The present invention relates to a liquid crystal display device that can increase light efficiency, and to provide a liquid crystal display device that can improve optical characteristics while reducing the number of optical sheets. To this end, the liquid crystal display device according to an embodiment of the present invention, the liquid crystal panel for displaying an image; A lamp for irradiating light to the liquid crystal panel; A light collecting sheet for collecting light emitted from the lamp by using a lens; And a diffusion sheet for diffusing the light transmitted from the light collecting sheet and transmitting the light to the liquid crystal panel.

Description

[0001] LIQUID CRYSTAL DISPLAY [0002]

1 is a configuration diagram of an embodiment of a general edge type backlight unit.

2 is a configuration diagram of an embodiment of a general direct type backlight unit.

3 is a diagram illustrating an embodiment of a general bead type diffusion sheet.

Figure 4 is a configuration diagram of one embodiment of a general prism sheet.

Figure 5 is a configuration diagram of an embodiment of a general reflective polarizing sheet.

6 is a configuration diagram of an optical sheet unit applied to the liquid crystal display device according to the first embodiment of the present invention.

7 is a configuration diagram of an optical sheet unit applied to a liquid crystal display according to a second exemplary embodiment of the present invention.

8 is a configuration diagram of an optical sheet unit applied to a liquid crystal display according to a third exemplary embodiment of the present invention.

9 is a configuration diagram of an optical sheet unit and a liquid crystal panel applied to a liquid crystal display according to a fourth embodiment of the present invention.

<Explanation of symbols for main parts of the drawings>

10: bottom cover 1, 12: reflector

8, 13 lamp 100 lenticular condensing sheet

200, 400: lenticular diffusion sheet 300: prism sheet

500: polarizing film 600: liquid crystal panel

BACKGROUND OF THE INVENTION 1. Field of the Invention The present invention relates to a liquid crystal display, and more particularly to a liquid crystal display capable of increasing light efficiency.

Recently, as the society enters the age of full-scale informatization, the display industry that processes and displays a large amount of information has been rapidly developed.

As a result, a liquid crystal display (LCD) has been developed that can meet various demands of the user, such as thinning, light weight, and low power consumption, and is currently replacing the existing cathode-ray tube (CRT). It is in the spotlight as the next generation display device.

The liquid crystal display may be broadly classified into a liquid crystal panel displaying an image displayed to a user and a back light unit for increasing the brightness of the image.

The liquid crystal panel has a structure in which a lower substrate and an upper substrate on which one electric field generating electrode is formed are arranged to face each other, and then a liquid crystal layer is interposed therebetween.

In general, the backlight unit may be classified into an edge type and a direct type according to the arrangement of light sources. Among these, a direct type backlight unit capable of high brightness to be suitable for large size and large screen is widely used.

1 is a configuration diagram of an exemplary edge type backlight unit, and a general edge type backlight unit includes a light emitting part, a waveguide part, and an optical sheet part.

The light emitting portion is composed of a lamp 8 and a lamp housing 7 for protecting the lamp.
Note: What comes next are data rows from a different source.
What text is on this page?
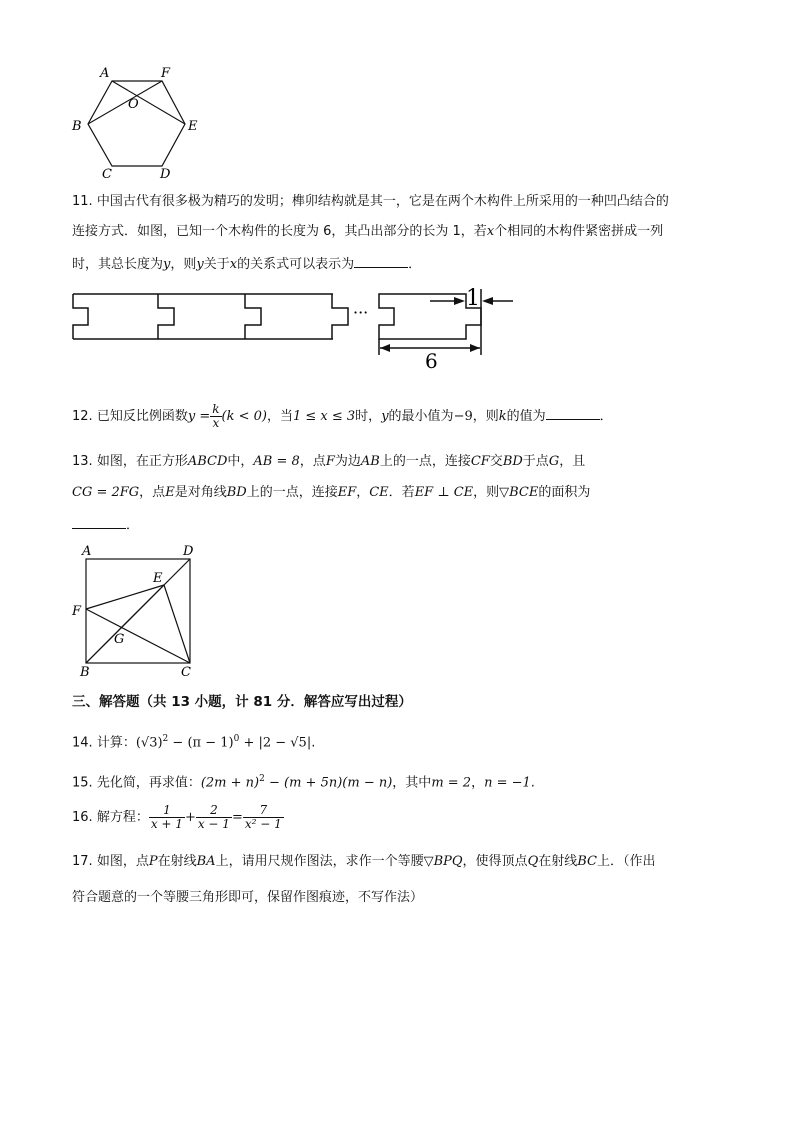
A	F
O
B	E
C	D
11. 中国古代有很多极为精巧的发明；榫卯结构就是其一，它是在两个木构件上所采用的一种凹凸结合的
连接方式．如图，已知一个木构件的长度为 6，其凸出部分的长为 1，若x个相同的木构件紧密拼成一列
时，其总长度为y，则y关于x的关系式可以表示为	．
···
1
6
12. 已知反比例函数$y = \frac{k}{x} (k < 0)$，当1 ≤ x ≤ 3时，y的最小值为−9，则k的值为	．
13. 如图，在正方形ABCD中，AB = 8，点F为边AB上的一点，连接CF交BD于点G，且
CG = 2FG，点E是对角线BD上的一点，连接EF，CE．若EF ⊥ CE，则▽BCE的面积为
．
A	D
E
F
G
B	C
三、解答题（共 13 小题，计 81 分．解答应写出过程）
14. 计算：$(√3)^2 - (\pi - 1)^0 + |2 - √5|$.
15. 先化简，再求值：$(2m + n)^2 - (m + 5n)(m - n)$，其中m = 2，n = −1.
16. 解方程： $\frac{1}{x + 1} + \frac{2}{x - 1} = \frac{7}{\text{x² − 1}}$
17. 如图，点P在射线BA上，请用尺规作图法，求作一个等腰▽BPQ，使得顶点Q在射线BC上．（作出
符合题意的一个等腰三角形即可，保留作图痕迹，不写作法）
The waveguide is located on the light guide panel 2 which makes the light emitted from the lamp 8 into a uniform surface light source, and is located on the rear surface of the light guide plate to reflect the light from the lamp and concentrate it toward the liquid crystal panel side (front). It consists of a reflecting plate (1) that serves to prevent the loss of light from the back or side of the light guide plate.

An optical sheet unit is disposed on the light guide plate to diffuse light from the light guide plate to improve the brightness of the light (diffuser sheet) (3), located on the top of the diffusion sheet to collect light from the light guide plate to improve the viewing angle It is composed of a prism sheet (4, 5) and a protector sheet (6) to be located on the top layer of the backlight unit to prevent damage to the diffusion sheet and prism sheet and to secure a desired viewing angle. have.

As shown in FIG. 1, a general edge type backlight unit includes a light emitting unit including a lamp 8 and a lamp housing 7, a light guide plate, and a reflecting plate to generate a uniform light distribution in a liquid crystal panel. In order to control the direction of light emitted through the light guide plate and to secure a desired contrast (CR), optical sheet parts such as the diffusion sheets 3 and 6 and the prism sheets 4 and 5 are disposed between the light guide plate and the liquid crystal panel.

That is, the edge type backlight unit may include two prism sheets 4 and 5 to obtain a desired viewing angle. Therefore, as the number of prism sheets increases, there is a problem that not only light loss occurs due to the feedback of light emitted from the light guide plate, but also disadvantages in terms of cost reduction.

2 is a configuration diagram of an embodiment of a general direct type backlight unit. 3 is a configuration diagram of one embodiment of a general bead type diffusion sheet, FIG. 4 is a configuration diagram of an embodiment of a general prism sheet, and FIG. 5 is a configuration diagram of an embodiment of a general reflective polarizing sheet. to be.

As shown in FIG. 2, a general direct type backlight unit includes a bottom cover 10 formed of a metal or a synthetic resin, and a plate formed of a white or silver metallic material seated on the bottom cover. It comprises a reflector 12, a plurality of lamps 13 arranged in parallel on the reflecting plate and an optical sheet portion 19 seated on the plurality of lamps.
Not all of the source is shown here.